Aksentije Marodić (Subotica, Serbia, 20 February 1838 – Novi Sad, Serbia, 20 March 1909) was a Serbian academic painter from Vojvodina.

==Biography==
He was born in Subotica, the son of Maksim, a tailor, and Ljubica Marodić. He was an apprentice of painter Petar Pilić in Senta in 1851–55, then of Nikola Aleksić in Novo Miloševo. While receiving many orders from the leading citizens in Subotica, he also worked for the Serbian Orthodox Church; he restored the Bunarić church icons in 1857. The next year he moved to Bečej, where he made acclaimed portraits and painted the church of baroness Jović in 1861. He studied painting in Vienna at the Academy of Fine Arts until 1866, thanks to benefactors from Subotica and Bečej and also the municipal government of Subotica. He then lived and worked in Italy, and upon his return published travelogues in the magazines Zastava and Javor in 1874. His work was influenced by the Italian masters that he studied. Josip Juraj Strossmayer, particularly, valued his work. Marodić was elected member of the Matica srpska literary department in 1883. He lived and worked in Kovilj until 1903, then in Novi Sad. His most accomplished work was the iconostasis in the Kovilj monastery. He was buried in the Dormition cemetery in Novi Sad.

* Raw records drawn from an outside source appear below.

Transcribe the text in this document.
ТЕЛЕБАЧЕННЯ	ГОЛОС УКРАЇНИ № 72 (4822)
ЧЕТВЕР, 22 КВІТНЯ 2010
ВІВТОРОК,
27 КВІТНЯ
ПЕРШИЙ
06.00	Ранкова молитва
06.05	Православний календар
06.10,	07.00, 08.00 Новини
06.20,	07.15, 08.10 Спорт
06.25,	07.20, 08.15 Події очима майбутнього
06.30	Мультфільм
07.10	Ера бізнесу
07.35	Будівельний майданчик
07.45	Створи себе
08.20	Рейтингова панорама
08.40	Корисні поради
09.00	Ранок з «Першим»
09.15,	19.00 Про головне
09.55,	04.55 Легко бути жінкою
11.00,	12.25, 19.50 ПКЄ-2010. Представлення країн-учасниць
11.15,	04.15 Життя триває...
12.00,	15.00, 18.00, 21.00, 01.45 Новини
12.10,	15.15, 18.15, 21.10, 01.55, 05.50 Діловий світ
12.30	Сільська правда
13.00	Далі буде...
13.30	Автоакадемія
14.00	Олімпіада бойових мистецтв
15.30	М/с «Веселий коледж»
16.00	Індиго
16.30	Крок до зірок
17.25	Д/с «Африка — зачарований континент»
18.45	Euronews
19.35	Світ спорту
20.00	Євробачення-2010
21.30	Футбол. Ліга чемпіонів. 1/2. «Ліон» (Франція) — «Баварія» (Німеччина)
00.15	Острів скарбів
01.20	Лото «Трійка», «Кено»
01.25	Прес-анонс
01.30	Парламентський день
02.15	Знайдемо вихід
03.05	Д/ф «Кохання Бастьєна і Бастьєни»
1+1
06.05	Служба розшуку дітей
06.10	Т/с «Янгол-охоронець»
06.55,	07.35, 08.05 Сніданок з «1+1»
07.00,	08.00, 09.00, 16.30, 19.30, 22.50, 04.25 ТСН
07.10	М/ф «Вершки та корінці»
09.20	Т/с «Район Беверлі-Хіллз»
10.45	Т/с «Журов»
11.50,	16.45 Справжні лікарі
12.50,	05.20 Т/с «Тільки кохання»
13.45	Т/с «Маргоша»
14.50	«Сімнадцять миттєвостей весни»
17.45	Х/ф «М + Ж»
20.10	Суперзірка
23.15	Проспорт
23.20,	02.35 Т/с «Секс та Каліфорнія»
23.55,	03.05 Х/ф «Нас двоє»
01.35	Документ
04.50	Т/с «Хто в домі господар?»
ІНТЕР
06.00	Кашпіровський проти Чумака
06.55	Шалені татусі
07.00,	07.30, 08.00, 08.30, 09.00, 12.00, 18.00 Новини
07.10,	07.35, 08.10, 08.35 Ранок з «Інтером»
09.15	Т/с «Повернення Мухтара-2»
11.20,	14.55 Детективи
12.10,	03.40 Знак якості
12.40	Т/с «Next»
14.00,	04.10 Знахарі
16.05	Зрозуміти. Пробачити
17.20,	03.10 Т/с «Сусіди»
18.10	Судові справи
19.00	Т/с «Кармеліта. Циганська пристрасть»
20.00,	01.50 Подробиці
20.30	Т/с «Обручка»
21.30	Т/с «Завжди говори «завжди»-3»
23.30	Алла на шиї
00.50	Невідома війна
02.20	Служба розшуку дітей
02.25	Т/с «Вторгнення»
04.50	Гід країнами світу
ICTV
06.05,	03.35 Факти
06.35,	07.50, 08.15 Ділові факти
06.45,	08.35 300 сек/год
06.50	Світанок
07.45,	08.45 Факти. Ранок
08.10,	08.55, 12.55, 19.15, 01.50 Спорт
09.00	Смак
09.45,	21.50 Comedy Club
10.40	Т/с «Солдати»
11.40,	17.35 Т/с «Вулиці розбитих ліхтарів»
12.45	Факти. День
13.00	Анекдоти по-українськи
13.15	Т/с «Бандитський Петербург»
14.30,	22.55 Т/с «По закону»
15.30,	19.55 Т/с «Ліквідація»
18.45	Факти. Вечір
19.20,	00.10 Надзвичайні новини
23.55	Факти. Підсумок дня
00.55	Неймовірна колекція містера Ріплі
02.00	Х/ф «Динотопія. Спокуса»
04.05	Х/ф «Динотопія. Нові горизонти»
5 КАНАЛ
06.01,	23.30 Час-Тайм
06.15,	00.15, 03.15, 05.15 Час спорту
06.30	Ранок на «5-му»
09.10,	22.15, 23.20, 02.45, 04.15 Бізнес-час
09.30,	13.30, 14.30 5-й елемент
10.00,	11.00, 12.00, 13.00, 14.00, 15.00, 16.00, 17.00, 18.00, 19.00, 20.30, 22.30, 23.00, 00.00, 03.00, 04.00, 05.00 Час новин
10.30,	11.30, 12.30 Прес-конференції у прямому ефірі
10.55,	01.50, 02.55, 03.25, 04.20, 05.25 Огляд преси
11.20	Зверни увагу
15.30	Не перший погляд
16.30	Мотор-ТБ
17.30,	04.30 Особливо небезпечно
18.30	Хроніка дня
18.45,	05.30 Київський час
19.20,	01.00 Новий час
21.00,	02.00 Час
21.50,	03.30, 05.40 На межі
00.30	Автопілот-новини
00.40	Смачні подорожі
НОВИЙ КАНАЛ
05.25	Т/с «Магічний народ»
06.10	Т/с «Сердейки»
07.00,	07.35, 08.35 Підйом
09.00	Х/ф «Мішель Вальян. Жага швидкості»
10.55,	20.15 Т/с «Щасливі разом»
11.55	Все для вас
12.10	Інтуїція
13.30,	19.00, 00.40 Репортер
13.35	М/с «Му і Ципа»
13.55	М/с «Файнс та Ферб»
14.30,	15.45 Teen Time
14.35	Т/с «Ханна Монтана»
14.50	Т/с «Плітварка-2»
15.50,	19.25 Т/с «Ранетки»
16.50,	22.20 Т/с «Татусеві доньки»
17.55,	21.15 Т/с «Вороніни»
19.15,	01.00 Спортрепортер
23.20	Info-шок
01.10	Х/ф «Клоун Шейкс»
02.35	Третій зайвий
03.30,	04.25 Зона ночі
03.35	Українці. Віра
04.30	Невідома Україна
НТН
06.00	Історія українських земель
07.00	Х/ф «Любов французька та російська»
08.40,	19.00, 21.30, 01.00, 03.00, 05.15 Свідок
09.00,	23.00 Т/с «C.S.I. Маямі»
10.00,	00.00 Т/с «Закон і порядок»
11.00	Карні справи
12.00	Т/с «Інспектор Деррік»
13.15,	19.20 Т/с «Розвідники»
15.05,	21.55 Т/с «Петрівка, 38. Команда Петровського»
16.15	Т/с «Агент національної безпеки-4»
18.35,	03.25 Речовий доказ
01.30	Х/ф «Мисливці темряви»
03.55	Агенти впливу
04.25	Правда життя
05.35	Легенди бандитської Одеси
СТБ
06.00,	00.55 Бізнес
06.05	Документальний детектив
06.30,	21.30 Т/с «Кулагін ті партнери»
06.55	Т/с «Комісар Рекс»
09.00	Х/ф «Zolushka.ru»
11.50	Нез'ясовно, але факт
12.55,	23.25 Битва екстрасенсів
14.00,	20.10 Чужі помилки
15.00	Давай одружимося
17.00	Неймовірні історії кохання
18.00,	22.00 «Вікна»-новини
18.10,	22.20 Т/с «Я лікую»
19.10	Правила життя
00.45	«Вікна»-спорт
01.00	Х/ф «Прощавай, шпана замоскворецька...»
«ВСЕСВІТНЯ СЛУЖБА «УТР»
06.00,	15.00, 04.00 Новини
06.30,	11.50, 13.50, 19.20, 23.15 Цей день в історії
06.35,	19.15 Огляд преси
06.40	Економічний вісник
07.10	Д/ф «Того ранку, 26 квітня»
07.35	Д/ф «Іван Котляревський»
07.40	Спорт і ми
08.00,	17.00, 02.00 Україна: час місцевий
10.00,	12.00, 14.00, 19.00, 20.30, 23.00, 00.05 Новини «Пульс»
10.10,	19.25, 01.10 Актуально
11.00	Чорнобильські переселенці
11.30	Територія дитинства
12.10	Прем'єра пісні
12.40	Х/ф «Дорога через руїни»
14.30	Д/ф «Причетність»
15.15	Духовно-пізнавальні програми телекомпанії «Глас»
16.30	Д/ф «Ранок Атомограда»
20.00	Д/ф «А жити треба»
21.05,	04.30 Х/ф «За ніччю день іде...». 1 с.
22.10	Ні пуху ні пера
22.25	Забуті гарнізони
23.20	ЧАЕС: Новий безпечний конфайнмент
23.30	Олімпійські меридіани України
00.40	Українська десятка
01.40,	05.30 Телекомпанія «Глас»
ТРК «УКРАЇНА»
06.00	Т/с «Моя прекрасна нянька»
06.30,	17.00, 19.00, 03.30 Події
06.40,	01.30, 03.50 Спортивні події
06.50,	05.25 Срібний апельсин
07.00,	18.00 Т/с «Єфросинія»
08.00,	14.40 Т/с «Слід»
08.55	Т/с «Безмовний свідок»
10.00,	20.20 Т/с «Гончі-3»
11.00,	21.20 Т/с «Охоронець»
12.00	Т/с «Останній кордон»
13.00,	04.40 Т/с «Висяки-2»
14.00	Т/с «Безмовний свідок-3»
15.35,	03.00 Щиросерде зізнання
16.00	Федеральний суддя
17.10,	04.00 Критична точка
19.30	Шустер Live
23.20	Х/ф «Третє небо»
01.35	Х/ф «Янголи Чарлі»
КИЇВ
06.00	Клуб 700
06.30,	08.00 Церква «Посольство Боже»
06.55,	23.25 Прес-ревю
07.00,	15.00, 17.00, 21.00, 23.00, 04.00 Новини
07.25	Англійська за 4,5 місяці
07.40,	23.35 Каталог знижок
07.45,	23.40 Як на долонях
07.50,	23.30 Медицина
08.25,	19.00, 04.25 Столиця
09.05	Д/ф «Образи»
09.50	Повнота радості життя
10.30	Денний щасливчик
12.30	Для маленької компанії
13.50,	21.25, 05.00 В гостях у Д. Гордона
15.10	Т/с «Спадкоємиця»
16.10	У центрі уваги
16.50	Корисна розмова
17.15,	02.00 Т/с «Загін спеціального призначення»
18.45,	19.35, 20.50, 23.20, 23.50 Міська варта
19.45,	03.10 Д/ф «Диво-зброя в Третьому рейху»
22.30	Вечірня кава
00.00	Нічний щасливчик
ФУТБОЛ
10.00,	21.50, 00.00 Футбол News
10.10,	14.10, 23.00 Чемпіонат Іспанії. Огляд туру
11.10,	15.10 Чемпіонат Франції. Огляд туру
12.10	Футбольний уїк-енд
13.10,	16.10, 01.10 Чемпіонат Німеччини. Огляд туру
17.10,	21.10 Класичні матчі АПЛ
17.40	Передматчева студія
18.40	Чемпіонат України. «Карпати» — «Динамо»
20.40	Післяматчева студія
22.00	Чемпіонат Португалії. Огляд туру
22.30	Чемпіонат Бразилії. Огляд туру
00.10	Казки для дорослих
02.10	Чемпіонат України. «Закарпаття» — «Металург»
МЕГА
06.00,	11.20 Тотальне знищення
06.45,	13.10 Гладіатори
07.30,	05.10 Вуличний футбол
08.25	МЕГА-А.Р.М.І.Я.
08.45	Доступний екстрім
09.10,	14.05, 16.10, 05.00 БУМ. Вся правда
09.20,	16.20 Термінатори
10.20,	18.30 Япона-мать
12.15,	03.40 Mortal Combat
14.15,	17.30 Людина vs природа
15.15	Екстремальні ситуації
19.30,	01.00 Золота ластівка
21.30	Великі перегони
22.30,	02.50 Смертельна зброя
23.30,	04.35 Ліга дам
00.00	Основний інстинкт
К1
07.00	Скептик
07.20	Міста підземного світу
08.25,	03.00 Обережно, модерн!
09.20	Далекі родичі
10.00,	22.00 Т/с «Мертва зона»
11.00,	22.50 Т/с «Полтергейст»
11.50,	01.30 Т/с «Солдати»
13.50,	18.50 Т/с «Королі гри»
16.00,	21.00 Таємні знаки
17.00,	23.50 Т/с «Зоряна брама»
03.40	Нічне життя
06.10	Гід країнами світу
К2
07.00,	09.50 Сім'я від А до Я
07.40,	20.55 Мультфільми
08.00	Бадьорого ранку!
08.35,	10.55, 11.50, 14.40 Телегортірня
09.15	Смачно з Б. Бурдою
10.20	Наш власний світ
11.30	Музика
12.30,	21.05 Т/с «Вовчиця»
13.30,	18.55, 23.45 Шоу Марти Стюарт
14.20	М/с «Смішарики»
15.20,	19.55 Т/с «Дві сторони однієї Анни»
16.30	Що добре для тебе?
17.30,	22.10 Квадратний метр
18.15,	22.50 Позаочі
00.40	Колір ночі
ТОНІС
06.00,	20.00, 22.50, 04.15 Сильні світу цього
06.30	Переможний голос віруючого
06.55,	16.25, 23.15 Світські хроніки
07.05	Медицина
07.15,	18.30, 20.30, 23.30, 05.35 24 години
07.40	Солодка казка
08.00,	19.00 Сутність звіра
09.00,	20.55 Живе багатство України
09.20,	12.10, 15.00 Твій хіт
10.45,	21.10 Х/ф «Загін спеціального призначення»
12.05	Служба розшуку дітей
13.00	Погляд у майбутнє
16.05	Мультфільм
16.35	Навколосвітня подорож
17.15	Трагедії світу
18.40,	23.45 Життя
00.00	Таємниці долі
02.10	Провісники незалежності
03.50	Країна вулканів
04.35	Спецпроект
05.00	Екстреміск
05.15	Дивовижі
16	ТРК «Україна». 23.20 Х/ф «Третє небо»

Marodić was the first academic painter from Subotica and a representative of academicism and romanticism in Serbian painting in the second half of the 19th century. His birth house is a designated cultural heritage of Serbia classified as a Cultural Monument of Great Importance. A large number of his works are exhibited in the gallery of Matica srpska, of which 32 works are donated by the Bačka Gallery in Subotica.

A street in Subotica bears his name.